The Vaccine as the Solution to Pandemic Fear and Societal Paralysis
In this extraordinary context, the vaccine was presented not only as a medical solution but as the only viable strategy to address the pervasive societal fear triggered by SARS-CoV-2. The message from public health authorities and governments was clear: broad, rapid vaccination adoption would make it safe for people to return to their jobs, schools, and social activities, thereby restoring societal function and economic stability. Vaccination promised to reduce the risk and—most critically for the collective psychology—eradicate the fear that had locked down entire nations.
Messaging strategies explicitly linked vaccination to the promise of a return to normalcy, emphasizing that getting vaccinated was not merely an individual health choice but a collective action for societal recovery. As vaccination campaigns reached more people, evidence showed that vaccinated individuals reported a substantial reduction in their fear of illness, allowing them to resume participation in community and economic activities.
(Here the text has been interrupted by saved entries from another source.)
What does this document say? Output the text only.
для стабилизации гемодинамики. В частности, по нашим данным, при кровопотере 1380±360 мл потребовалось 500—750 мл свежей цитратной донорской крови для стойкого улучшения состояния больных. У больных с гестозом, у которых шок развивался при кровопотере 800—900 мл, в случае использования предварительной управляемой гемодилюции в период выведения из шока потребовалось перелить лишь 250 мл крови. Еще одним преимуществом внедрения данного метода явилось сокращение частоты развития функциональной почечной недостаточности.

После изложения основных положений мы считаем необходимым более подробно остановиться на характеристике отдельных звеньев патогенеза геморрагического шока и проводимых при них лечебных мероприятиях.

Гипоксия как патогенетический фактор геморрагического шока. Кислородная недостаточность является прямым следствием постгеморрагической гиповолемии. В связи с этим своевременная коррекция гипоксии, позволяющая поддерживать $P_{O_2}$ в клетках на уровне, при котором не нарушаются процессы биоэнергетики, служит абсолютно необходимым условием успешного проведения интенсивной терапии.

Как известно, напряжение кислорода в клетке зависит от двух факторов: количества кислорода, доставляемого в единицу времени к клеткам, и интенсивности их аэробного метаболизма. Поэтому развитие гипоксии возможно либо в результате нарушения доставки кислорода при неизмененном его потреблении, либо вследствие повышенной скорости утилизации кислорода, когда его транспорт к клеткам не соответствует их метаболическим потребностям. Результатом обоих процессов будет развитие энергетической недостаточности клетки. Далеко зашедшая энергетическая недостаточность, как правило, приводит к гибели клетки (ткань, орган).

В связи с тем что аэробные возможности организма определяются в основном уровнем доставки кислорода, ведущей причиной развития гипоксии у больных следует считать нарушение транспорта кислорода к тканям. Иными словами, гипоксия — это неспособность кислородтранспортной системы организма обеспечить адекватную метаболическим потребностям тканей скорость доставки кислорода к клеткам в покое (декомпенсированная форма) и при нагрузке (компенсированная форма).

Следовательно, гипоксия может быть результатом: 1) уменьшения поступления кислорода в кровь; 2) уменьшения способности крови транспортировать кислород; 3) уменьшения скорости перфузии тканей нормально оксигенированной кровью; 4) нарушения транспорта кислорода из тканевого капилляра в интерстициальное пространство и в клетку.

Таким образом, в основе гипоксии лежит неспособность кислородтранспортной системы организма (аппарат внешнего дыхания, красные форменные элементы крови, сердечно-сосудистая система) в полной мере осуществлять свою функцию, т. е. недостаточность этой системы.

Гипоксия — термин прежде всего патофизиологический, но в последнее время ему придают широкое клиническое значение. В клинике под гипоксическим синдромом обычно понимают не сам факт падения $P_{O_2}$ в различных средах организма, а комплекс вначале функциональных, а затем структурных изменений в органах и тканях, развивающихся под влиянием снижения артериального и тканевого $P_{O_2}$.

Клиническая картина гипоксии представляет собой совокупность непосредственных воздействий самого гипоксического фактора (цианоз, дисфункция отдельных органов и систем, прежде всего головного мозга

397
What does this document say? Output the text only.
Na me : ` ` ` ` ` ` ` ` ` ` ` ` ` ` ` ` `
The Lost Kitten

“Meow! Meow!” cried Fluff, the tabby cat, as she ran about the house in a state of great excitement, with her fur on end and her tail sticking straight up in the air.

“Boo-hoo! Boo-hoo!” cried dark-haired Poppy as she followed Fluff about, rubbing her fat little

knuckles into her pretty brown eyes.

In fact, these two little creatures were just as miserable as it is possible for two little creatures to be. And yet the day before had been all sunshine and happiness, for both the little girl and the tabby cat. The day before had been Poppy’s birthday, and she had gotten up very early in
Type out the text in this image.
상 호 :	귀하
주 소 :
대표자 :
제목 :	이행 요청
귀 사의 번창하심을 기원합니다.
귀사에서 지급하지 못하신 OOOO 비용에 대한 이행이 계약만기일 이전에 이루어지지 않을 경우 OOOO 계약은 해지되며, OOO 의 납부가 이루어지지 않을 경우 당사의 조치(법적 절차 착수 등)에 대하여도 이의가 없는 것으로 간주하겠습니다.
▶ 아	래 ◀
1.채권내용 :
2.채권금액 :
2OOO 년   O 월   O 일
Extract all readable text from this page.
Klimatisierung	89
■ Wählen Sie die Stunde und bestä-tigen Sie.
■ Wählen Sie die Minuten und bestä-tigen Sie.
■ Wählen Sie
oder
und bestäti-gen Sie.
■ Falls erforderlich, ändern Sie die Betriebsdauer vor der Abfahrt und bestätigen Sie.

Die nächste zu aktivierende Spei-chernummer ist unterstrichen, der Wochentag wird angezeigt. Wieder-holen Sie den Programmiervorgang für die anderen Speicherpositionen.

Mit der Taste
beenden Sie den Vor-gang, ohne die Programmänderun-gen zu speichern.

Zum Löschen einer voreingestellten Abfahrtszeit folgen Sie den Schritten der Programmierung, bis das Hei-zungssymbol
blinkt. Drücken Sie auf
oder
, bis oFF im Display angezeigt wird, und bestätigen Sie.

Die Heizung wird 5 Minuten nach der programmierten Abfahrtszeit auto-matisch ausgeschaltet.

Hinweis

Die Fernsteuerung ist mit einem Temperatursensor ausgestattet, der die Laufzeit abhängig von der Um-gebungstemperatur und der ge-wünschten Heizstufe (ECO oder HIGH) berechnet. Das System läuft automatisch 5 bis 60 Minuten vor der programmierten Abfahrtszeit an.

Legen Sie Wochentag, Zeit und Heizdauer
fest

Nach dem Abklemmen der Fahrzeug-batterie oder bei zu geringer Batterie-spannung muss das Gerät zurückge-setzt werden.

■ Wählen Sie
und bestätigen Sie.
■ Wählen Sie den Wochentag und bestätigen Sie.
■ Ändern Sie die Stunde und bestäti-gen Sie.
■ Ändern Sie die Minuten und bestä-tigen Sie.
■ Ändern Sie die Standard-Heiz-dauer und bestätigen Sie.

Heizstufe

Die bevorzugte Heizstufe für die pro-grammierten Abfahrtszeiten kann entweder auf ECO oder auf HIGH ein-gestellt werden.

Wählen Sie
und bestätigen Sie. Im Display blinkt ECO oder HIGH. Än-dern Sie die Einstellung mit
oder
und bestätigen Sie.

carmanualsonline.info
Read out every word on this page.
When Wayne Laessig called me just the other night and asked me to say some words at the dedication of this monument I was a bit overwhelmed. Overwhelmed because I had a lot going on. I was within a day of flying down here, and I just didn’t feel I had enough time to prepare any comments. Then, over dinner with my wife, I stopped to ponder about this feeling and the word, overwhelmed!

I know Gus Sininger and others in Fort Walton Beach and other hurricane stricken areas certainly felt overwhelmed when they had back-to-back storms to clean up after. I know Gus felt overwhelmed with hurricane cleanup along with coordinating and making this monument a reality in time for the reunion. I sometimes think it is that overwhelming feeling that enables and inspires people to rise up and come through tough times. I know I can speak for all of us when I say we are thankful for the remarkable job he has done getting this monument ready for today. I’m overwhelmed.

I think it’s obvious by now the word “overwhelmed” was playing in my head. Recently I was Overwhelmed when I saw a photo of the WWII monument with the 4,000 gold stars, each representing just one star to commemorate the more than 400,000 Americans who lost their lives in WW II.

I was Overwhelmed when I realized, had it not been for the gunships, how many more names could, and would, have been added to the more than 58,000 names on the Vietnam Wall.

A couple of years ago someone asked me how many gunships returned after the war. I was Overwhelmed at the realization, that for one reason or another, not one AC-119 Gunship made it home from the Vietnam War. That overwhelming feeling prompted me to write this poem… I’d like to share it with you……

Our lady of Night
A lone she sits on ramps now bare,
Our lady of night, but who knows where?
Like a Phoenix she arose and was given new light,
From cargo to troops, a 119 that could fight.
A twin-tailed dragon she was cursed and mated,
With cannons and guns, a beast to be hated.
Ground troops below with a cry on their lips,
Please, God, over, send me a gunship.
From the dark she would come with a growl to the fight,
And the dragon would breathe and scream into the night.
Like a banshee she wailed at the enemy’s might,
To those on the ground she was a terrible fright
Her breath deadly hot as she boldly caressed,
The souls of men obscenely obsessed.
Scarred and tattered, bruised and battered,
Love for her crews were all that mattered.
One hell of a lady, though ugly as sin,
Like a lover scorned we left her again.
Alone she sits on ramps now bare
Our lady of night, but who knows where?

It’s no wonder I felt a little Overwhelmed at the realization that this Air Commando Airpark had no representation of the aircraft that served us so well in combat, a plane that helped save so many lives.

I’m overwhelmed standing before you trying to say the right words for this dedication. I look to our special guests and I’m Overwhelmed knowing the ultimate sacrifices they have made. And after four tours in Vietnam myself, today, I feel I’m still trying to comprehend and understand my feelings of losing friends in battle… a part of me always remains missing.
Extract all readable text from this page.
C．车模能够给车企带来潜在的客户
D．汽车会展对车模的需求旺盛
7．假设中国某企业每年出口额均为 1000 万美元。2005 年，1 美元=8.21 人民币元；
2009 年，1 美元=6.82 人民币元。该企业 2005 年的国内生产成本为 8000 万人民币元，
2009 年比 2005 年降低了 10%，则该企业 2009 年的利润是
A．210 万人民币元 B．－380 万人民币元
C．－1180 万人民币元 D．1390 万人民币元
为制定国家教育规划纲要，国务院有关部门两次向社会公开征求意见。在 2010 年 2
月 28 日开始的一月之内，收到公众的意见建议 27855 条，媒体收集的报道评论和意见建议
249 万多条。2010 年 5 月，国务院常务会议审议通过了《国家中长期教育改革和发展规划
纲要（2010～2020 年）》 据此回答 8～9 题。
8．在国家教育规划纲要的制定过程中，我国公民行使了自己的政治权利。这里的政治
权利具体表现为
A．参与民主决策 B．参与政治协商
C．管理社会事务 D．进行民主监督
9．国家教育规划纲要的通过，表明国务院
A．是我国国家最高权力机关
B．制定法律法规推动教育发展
Restoration of Societal and Economic Participation: The Role of Collective Action
The effectiveness of vaccination in reducing fear and enabling societal re-engagement was not just a matter of individual psychology, but also a matter of economic survival. Governments and organizations highlighted that only by overcoming fear together could society avoid collapse and maintain the essential continuity of daily life. The slogan "We're All in This Together" became a global rallying cry, aiming to unify the population in the collective effort to receive the vaccine, reduce fear, and restore social and economic participation. This message stressed that, although the fear was real and justified, society and the global economy simply could not be put on indefinite hold without enduring devastating consequences. Participation was necessary for survival, not just of individuals but of communities, nations, and the global order.
The Essential Truth: Fear Cannot Suspend Humanity Indefinitely
Ultimately, humanity’s collective experience with SARS-CoV-2 as a flu-like virus reinforced an immutable truth: while fear is a natural and rational response to a pandemic, life cannot be paused indefinitely in the hopes that fear will resolve on its own. The unique contribution of the COVID-19 vaccines was their capacity to quell this fear, mobilize people for collective action, and thereby avert the collapse of society and economy. By offering a scientifically validated path forward, vaccination enabled society to move from paralysis and anxiety back to engagement, productivity, and hope for the future. The slogan "We're All in This Together" exemplified the collective determination to overcome fear—not just for personal protection, but to ensure the very survival of social and economic life.